Groundwater ¹⁴C is typically present as part of the bicarbonate anion, which tends not to sorb at naturally occurring groundwater pHs.  Even in the absence of sorption, there are several processes that may retard ¹⁴C.  These include matrix diffusion, precipitation/dissolution, and isotopic exchange with aquifer carbonate minerals. Batch experiments using ¹⁴C, high purity calcite, and dolomite were conducted to evaluate these processes.
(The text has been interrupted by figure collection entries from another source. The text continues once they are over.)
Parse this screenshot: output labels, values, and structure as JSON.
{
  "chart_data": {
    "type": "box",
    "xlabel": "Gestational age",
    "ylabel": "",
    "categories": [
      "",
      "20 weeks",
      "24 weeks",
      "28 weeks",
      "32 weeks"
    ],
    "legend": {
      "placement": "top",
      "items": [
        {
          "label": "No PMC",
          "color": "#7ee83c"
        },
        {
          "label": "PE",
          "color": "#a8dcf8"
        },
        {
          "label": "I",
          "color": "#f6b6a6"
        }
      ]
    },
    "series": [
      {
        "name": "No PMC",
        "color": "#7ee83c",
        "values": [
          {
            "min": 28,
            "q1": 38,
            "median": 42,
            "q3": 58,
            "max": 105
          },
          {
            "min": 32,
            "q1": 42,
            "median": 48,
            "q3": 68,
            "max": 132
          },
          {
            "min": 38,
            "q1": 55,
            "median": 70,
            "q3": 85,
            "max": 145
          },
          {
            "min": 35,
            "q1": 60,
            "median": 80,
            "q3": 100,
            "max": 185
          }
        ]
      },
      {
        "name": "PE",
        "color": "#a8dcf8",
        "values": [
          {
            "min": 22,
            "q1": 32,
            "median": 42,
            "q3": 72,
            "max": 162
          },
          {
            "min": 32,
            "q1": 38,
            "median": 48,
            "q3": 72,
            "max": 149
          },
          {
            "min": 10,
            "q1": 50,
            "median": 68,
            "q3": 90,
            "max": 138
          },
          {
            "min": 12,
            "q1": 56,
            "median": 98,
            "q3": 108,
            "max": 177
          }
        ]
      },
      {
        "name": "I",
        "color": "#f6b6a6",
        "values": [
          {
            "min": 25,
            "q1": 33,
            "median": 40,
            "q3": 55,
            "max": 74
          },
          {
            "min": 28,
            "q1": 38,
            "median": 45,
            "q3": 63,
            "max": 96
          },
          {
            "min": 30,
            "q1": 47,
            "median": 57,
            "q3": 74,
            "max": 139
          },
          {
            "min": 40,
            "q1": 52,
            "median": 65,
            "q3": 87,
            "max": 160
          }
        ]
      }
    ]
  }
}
Minerals used in the experiments were analyzed via BET and SEM.  The experimental variables included mineral saturation state, particle age, and particle size, all of which affected ¹⁴C uptake.  Experiments suggest that ¹⁴C is very reactive with carbonate minerals, and that ¹⁴C activity is lost via a non-equilibrium uptake process that cannot be described by an isotherm.
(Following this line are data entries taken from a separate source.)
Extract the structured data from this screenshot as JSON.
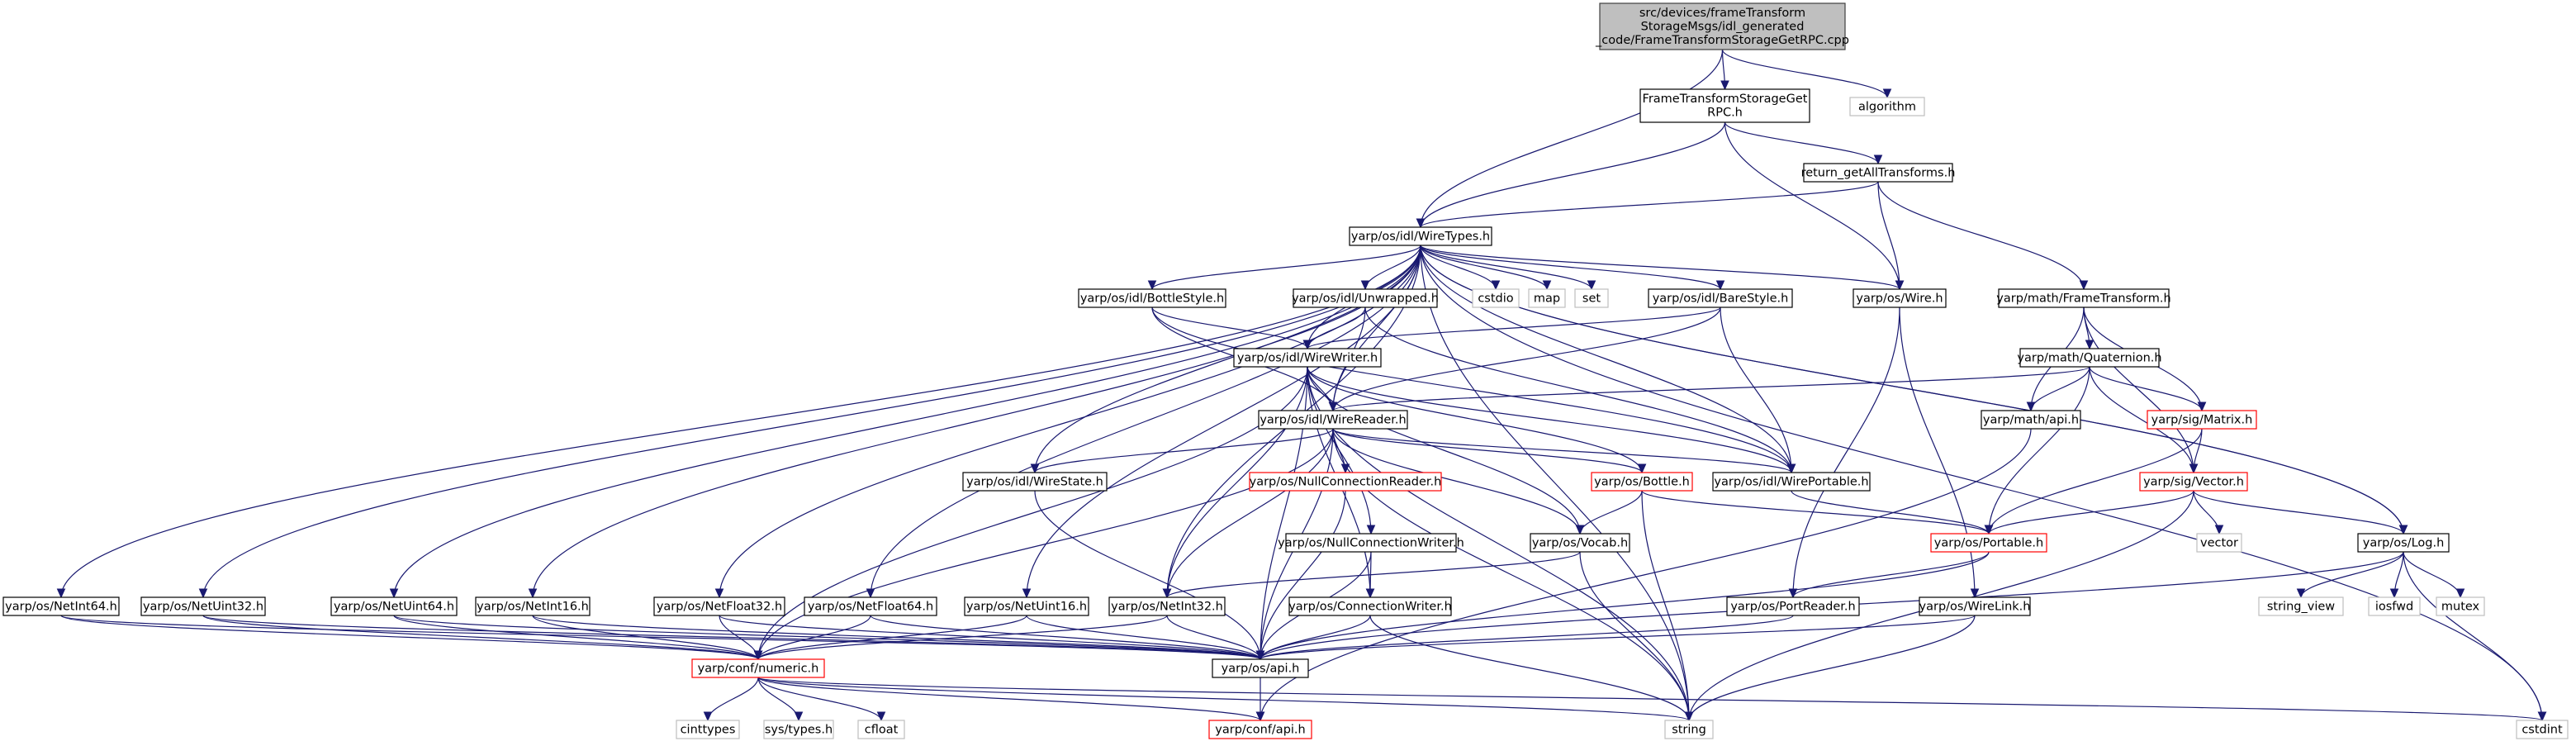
{
  "nodes": [
    {
      "id": "root",
      "lines": [
        "src/devices/frameTransform",
        "StorageMsgs/idl_generated",
        "_code/FrameTransformStorageGetRPC.cpp"
      ],
      "style": "root"
    },
    {
      "id": "ftsget",
      "lines": [
        "FrameTransformStorageGet",
        "RPC.h"
      ],
      "style": "normal"
    },
    {
      "id": "algorithm",
      "lines": [
        "algorithm"
      ],
      "style": "gray"
    },
    {
      "id": "retall",
      "lines": [
        "return_getAllTransforms.h"
      ],
      "style": "normal"
    },
    {
      "id": "wiretypes",
      "lines": [
        "yarp/os/idl/WireTypes.h"
      ],
      "style": "normal"
    },
    {
      "id": "bottlestyle",
      "lines": [
        "yarp/os/idl/BottleStyle.h"
      ],
      "style": "normal"
    },
    {
      "id": "unwrapped",
      "lines": [
        "yarp/os/idl/Unwrapped.h"
      ],
      "style": "normal"
    },
    {
      "id": "cstdio",
      "lines": [
        "cstdio"
      ],
      "style": "gray"
    },
    {
      "id": "map",
      "lines": [
        "map"
      ],
      "style": "gray"
    },
    {
      "id": "set",
      "lines": [
        "set"
      ],
      "style": "gray"
    },
    {
      "id": "barestyle",
      "lines": [
        "yarp/os/idl/BareStyle.h"
      ],
      "style": "normal"
    },
    {
      "id": "wire",
      "lines": [
        "yarp/os/Wire.h"
      ],
      "style": "normal"
    },
    {
      "id": "frametransform",
      "lines": [
        "yarp/math/FrameTransform.h"
      ],
      "style": "normal"
    },
    {
      "id": "wirewriter",
      "lines": [
        "yarp/os/idl/WireWriter.h"
      ],
      "style": "normal"
    },
    {
      "id": "quaternion",
      "lines": [
        "yarp/math/Quaternion.h"
      ],
      "style": "normal"
    },
    {
      "id": "wirereader",
      "lines": [
        "yarp/os/idl/WireReader.h"
      ],
      "style": "normal"
    },
    {
      "id": "mathapi",
      "lines": [
        "yarp/math/api.h"
      ],
      "style": "normal"
    },
    {
      "id": "matrix",
      "lines": [
        "yarp/sig/Matrix.h"
      ],
      "style": "red"
    },
    {
      "id": "wirestate",
      "lines": [
        "yarp/os/idl/WireState.h"
      ],
      "style": "normal"
    },
    {
      "id": "nullreader",
      "lines": [
        "yarp/os/NullConnectionReader.h"
      ],
      "style": "red"
    },
    {
      "id": "bottle",
      "lines": [
        "yarp/os/Bottle.h"
      ],
      "style": "red"
    },
    {
      "id": "wireportable",
      "lines": [
        "yarp/os/idl/WirePortable.h"
      ],
      "style": "normal"
    },
    {
      "id": "vectorh",
      "lines": [
        "yarp/sig/Vector.h"
      ],
      "style": "red"
    },
    {
      "id": "nullwriter",
      "lines": [
        "yarp/os/NullConnectionWriter.h"
      ],
      "style": "normal"
    },
    {
      "id": "vocab",
      "lines": [
        "yarp/os/Vocab.h"
      ],
      "style": "normal"
    },
    {
      "id": "portable",
      "lines": [
        "yarp/os/Portable.h"
      ],
      "style": "red"
    },
    {
      "id": "vector",
      "lines": [
        "vector"
      ],
      "style": "gray"
    },
    {
      "id": "vector2",
      "lines": [
        "vector"
      ],
      "style": "gray"
    },
    {
      "id": "log",
      "lines": [
        "yarp/os/Log.h"
      ],
      "style": "normal"
    },
    {
      "id": "netint64",
      "lines": [
        "yarp/os/NetInt64.h"
      ],
      "style": "normal"
    },
    {
      "id": "netuint32",
      "lines": [
        "yarp/os/NetUint32.h"
      ],
      "style": "normal"
    },
    {
      "id": "netuint64",
      "lines": [
        "yarp/os/NetUint64.h"
      ],
      "style": "normal"
    },
    {
      "id": "netint16",
      "lines": [
        "yarp/os/NetInt16.h"
      ],
      "style": "normal"
    },
    {
      "id": "netfloat32",
      "lines": [
        "yarp/os/NetFloat32.h"
      ],
      "style": "normal"
    },
    {
      "id": "netfloat64",
      "lines": [
        "yarp/os/NetFloat64.h"
      ],
      "style": "normal"
    },
    {
      "id": "netuint16",
      "lines": [
        "yarp/os/NetUint16.h"
      ],
      "style": "normal"
    },
    {
      "id": "netint32",
      "lines": [
        "yarp/os/NetInt32.h"
      ],
      "style": "normal"
    },
    {
      "id": "connwriter",
      "lines": [
        "yarp/os/ConnectionWriter.h"
      ],
      "style": "normal"
    },
    {
      "id": "portreader",
      "lines": [
        "yarp/os/PortReader.h"
      ],
      "style": "normal"
    },
    {
      "id": "wirelink",
      "lines": [
        "yarp/os/WireLink.h"
      ],
      "style": "normal"
    },
    {
      "id": "stringview",
      "lines": [
        "string_view"
      ],
      "style": "gray"
    },
    {
      "id": "iosfwd",
      "lines": [
        "iosfwd"
      ],
      "style": "gray"
    },
    {
      "id": "mutex",
      "lines": [
        "mutex"
      ],
      "style": "gray"
    },
    {
      "id": "numeric",
      "lines": [
        "yarp/conf/numeric.h"
      ],
      "style": "red"
    },
    {
      "id": "osapi",
      "lines": [
        "yarp/os/api.h"
      ],
      "style": "normal"
    },
    {
      "id": "cinttypes",
      "lines": [
        "cinttypes"
      ],
      "style": "gray"
    },
    {
      "id": "systypes",
      "lines": [
        "sys/types.h"
      ],
      "style": "gray"
    },
    {
      "id": "cfloat",
      "lines": [
        "cfloat"
      ],
      "style": "gray"
    },
    {
      "id": "confapi",
      "lines": [
        "yarp/conf/api.h"
      ],
      "style": "red"
    },
    {
      "id": "string",
      "lines": [
        "string"
      ],
      "style": "gray"
    },
    {
      "id": "cstdint",
      "lines": [
        "cstdint"
      ],
      "style": "gray"
    }
  ],
  "edges": [
    [
      "root",
      "ftsget"
    ],
    [
      "root",
      "algorithm"
    ],
    [
      "root",
      "wiretypes"
    ],
    [
      "ftsget",
      "retall"
    ],
    [
      "ftsget",
      "wiretypes"
    ],
    [
      "ftsget",
      "wire"
    ],
    [
      "retall",
      "wiretypes"
    ],
    [
      "retall",
      "wire"
    ],
    [
      "retall",
      "frametransform"
    ],
    [
      "wiretypes",
      "bottlestyle"
    ],
    [
      "wiretypes",
      "unwrapped"
    ],
    [
      "wiretypes",
      "cstdio"
    ],
    [
      "wiretypes",
      "map"
    ],
    [
      "wiretypes",
      "set"
    ],
    [
      "wiretypes",
      "barestyle"
    ],
    [
      "wiretypes",
      "wire"
    ],
    [
      "wiretypes",
      "wirewriter"
    ],
    [
      "wiretypes",
      "wirereader"
    ],
    [
      "wiretypes",
      "wirestate"
    ],
    [
      "wiretypes",
      "wireportable"
    ],
    [
      "wiretypes",
      "vector2"
    ],
    [
      "wiretypes",
      "log"
    ],
    [
      "wiretypes",
      "netint64"
    ],
    [
      "wiretypes",
      "netuint32"
    ],
    [
      "wiretypes",
      "netuint64"
    ],
    [
      "wiretypes",
      "netint16"
    ],
    [
      "wiretypes",
      "netfloat32"
    ],
    [
      "wiretypes",
      "netfloat64"
    ],
    [
      "wiretypes",
      "netuint16"
    ],
    [
      "wiretypes",
      "netint32"
    ],
    [
      "wiretypes",
      "string"
    ],
    [
      "wiretypes",
      "cstdint"
    ],
    [
      "bottlestyle",
      "wirewriter"
    ],
    [
      "bottlestyle",
      "wirereader"
    ],
    [
      "bottlestyle",
      "wireportable"
    ],
    [
      "unwrapped",
      "wirewriter"
    ],
    [
      "unwrapped",
      "wirereader"
    ],
    [
      "unwrapped",
      "wireportable"
    ],
    [
      "barestyle",
      "wirewriter"
    ],
    [
      "barestyle",
      "wirereader"
    ],
    [
      "barestyle",
      "wireportable"
    ],
    [
      "wire",
      "portreader"
    ],
    [
      "wire",
      "wirelink"
    ],
    [
      "frametransform",
      "quaternion"
    ],
    [
      "frametransform",
      "mathapi"
    ],
    [
      "frametransform",
      "matrix"
    ],
    [
      "frametransform",
      "vectorh"
    ],
    [
      "wirewriter",
      "wirereader"
    ],
    [
      "wirewriter",
      "wireportable"
    ],
    [
      "wirewriter",
      "bottle"
    ],
    [
      "wirewriter",
      "vocab"
    ],
    [
      "wirewriter",
      "netint32"
    ],
    [
      "wirewriter",
      "numeric"
    ],
    [
      "wirewriter",
      "osapi"
    ],
    [
      "wirewriter",
      "connwriter"
    ],
    [
      "wirewriter",
      "nullwriter"
    ],
    [
      "wirewriter",
      "string"
    ],
    [
      "quaternion",
      "wirereader"
    ],
    [
      "quaternion",
      "mathapi"
    ],
    [
      "quaternion",
      "matrix"
    ],
    [
      "quaternion",
      "vectorh"
    ],
    [
      "quaternion",
      "portable"
    ],
    [
      "wirereader",
      "wirestate"
    ],
    [
      "wirereader",
      "nullreader"
    ],
    [
      "wirereader",
      "bottle"
    ],
    [
      "wirereader",
      "wireportable"
    ],
    [
      "wirereader",
      "vocab"
    ],
    [
      "wirereader",
      "netint32"
    ],
    [
      "wirereader",
      "numeric"
    ],
    [
      "wirereader",
      "osapi"
    ],
    [
      "wirereader",
      "string"
    ],
    [
      "mathapi",
      "confapi"
    ],
    [
      "matrix",
      "vectorh"
    ],
    [
      "matrix",
      "portable"
    ],
    [
      "wirestate",
      "osapi"
    ],
    [
      "nullreader",
      "osapi"
    ],
    [
      "bottle",
      "vocab"
    ],
    [
      "bottle",
      "portable"
    ],
    [
      "bottle",
      "string"
    ],
    [
      "wireportable",
      "portable"
    ],
    [
      "vectorh",
      "portable"
    ],
    [
      "vectorh",
      "vector"
    ],
    [
      "vectorh",
      "log"
    ],
    [
      "vectorh",
      "string"
    ],
    [
      "nullwriter",
      "connwriter"
    ],
    [
      "nullwriter",
      "osapi"
    ],
    [
      "vocab",
      "netint32"
    ],
    [
      "vocab",
      "string"
    ],
    [
      "portable",
      "portreader"
    ],
    [
      "portable",
      "osapi"
    ],
    [
      "log",
      "stringview"
    ],
    [
      "log",
      "iosfwd"
    ],
    [
      "log",
      "mutex"
    ],
    [
      "log",
      "cstdint"
    ],
    [
      "log",
      "osapi"
    ],
    [
      "netint64",
      "numeric"
    ],
    [
      "netint64",
      "osapi"
    ],
    [
      "netuint32",
      "numeric"
    ],
    [
      "netuint32",
      "osapi"
    ],
    [
      "netuint64",
      "numeric"
    ],
    [
      "netuint64",
      "osapi"
    ],
    [
      "netint16",
      "numeric"
    ],
    [
      "netint16",
      "osapi"
    ],
    [
      "netfloat32",
      "numeric"
    ],
    [
      "netfloat32",
      "osapi"
    ],
    [
      "netfloat64",
      "numeric"
    ],
    [
      "netfloat64",
      "osapi"
    ],
    [
      "netuint16",
      "numeric"
    ],
    [
      "netuint16",
      "osapi"
    ],
    [
      "netint32",
      "numeric"
    ],
    [
      "netint32",
      "osapi"
    ],
    [
      "connwriter",
      "osapi"
    ],
    [
      "connwriter",
      "string"
    ],
    [
      "portreader",
      "osapi"
    ],
    [
      "wirelink",
      "osapi"
    ],
    [
      "wirelink",
      "string"
    ],
    [
      "numeric",
      "cinttypes"
    ],
    [
      "numeric",
      "systypes"
    ],
    [
      "numeric",
      "cfloat"
    ],
    [
      "numeric",
      "confapi"
    ],
    [
      "numeric",
      "string"
    ],
    [
      "numeric",
      "cstdint"
    ],
    [
      "osapi",
      "confapi"
    ]
  ]
}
A conceptual model of ¹⁴C uptake that captures the non-equilibrium retardation behavior was developed, incorporating exchange/sorption, exchange/recrystallization, and solid-phase diffusion reactions.  Carbon-14 uptake was modeled numerically using a continuous distribution of mass-transfer rate coefficients.  The numerical model describes a process where the sorbent mineral surface is divided into compartments, and a unique reaction rate is applied to each, rather than treating the mineral surface as a homogeneous, single reaction rate mass sink.  The set of reaction rates is calculated with a continuous gamma probability density function.  Mass-transfer rates varied from relatively fast (10^-2 h^-1) to very slow (10^-15 h^-1), depending on the experimental variables.